Personal InvestmentsFinance Tips

August 12, 2013 09:42
Personal Investments

Once your finances are under control, with secured assets, a well balanced budget, and major purchases planned for, you will want for options to invest any additional disposable income instead of throwing it away. Investing can take many forms, but regardless of the approach, it is usually a meeting of your risk tolerance and your desire for short or long term growth. The more common types of investments are either related to the financial markets, like stocks, bonds, indices, and options, or related to assets which appreciate in value, the most common of which being real estate.

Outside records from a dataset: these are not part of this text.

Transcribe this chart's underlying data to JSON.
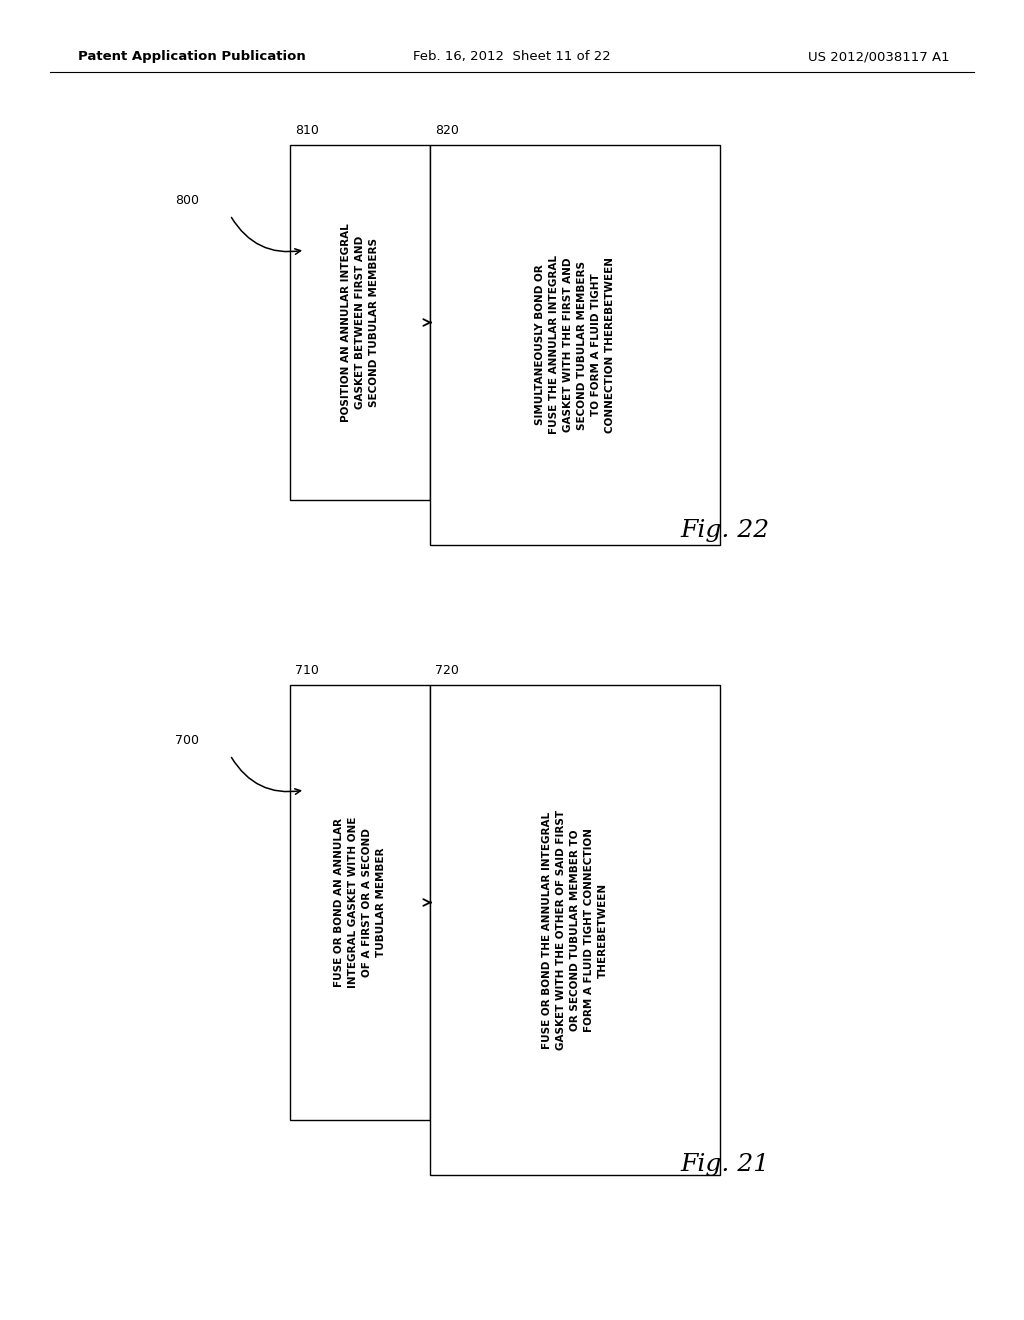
{
  "background_color": "#ffffff",
  "header_left": "Patent Application Publication",
  "header_center": "Feb. 16, 2012  Sheet 11 of 22",
  "header_right": "US 2012/0038117 A1",
  "header_fontsize": 9.5,
  "fig22": {
    "ref_label": "800",
    "fig_label": "Fig. 22",
    "box1_label": "810",
    "box2_label": "820",
    "box1_text": "POSITION AN ANNULAR INTEGRAL\nGASKET BETWEEN FIRST AND\nSECOND TUBULAR MEMBERS",
    "box2_text": "SIMULTANEOUSLY BOND OR\nFUSE THE ANNULAR INTEGRAL\nGASKET WITH THE FIRST AND\nSECOND TUBULAR MEMBERS\nTO FORM A FLUID TIGHT\nCONNECTION THEREBETWEEN"
  },
  "fig21": {
    "ref_label": "700",
    "fig_label": "Fig. 21",
    "box1_label": "710",
    "box2_label": "720",
    "box1_text": "FUSE OR BOND AN ANNULAR\nINTEGRAL GASKET WITH ONE\nOF A FIRST OR A SECOND\nTUBULAR MEMBER",
    "box2_text": "FUSE OR BOND THE ANNULAR INTEGRAL\nGASKET WITH THE OTHER OF SAID FIRST\nOR SECOND TUBULAR MEMBER TO\nFORM A FLUID TIGHT CONNECTION\nTHEREBETWEEN"
  }
}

Financial investing can either be done independently or through a broker. It is often desirable to work with a broker, who will carry more skill and experience to the table, and help you balance your expectations and risk to determine the right mix for your investment portfolio. You will often pay either an annual fee or a per-transaction charge, but it is usually worth it as most brokers can leverage their experience to help you avoid common financial mistakes new investors make with greater visibility to larger market trends that often go unseen by the average consumer. If you do decide to invest in the financial markets by yourself, the Internet has numerous sources of information and online trading sites that may minimize trading fees while making trading possible from your couch. An important tip is to try to avoid timing the market, while it is sometimes possible to pick the .best. time to sell an investment and make a profit, the best investments are usually the ones with the lower, and more secure, rate of growth. These kinds of investments avoid the risk that often accompanies more volatile investments. A good investment portfolio is normally one that balances steady slower growth investments with riskier higher growth investments, and matches the risk and reward ratio to your predefined goals and comfort level.

If you look to real estate as an investment vehicle, there are often two different strategies used. One is to purchase real estate to provide a steady income, for example, purchasing an apartment or condo building with the intent of renting out the units as both an income stream, but also as a way of offsetting the cost of borrowing. If you adopt this approach, it is often preferable to have a larger number of units available, as this helps to cushion any vacancies when some individual units are unoccupied or are being renovated and can't be rented. The other strategy, often referred to as ‘flipping', is to purchase real estate with the intent of quickly reselling at a profit. When taking this approach, the goal is to find diamonds in the rough - many prospective buyers will look for properties that can be purchased at a discount. For example, properties that have been repossessed by the bank, ones that are in need of minor repairs but are structurally sound, or properties that benefit from a good location or will increase in value due to zoning changes, are all solid investment choices.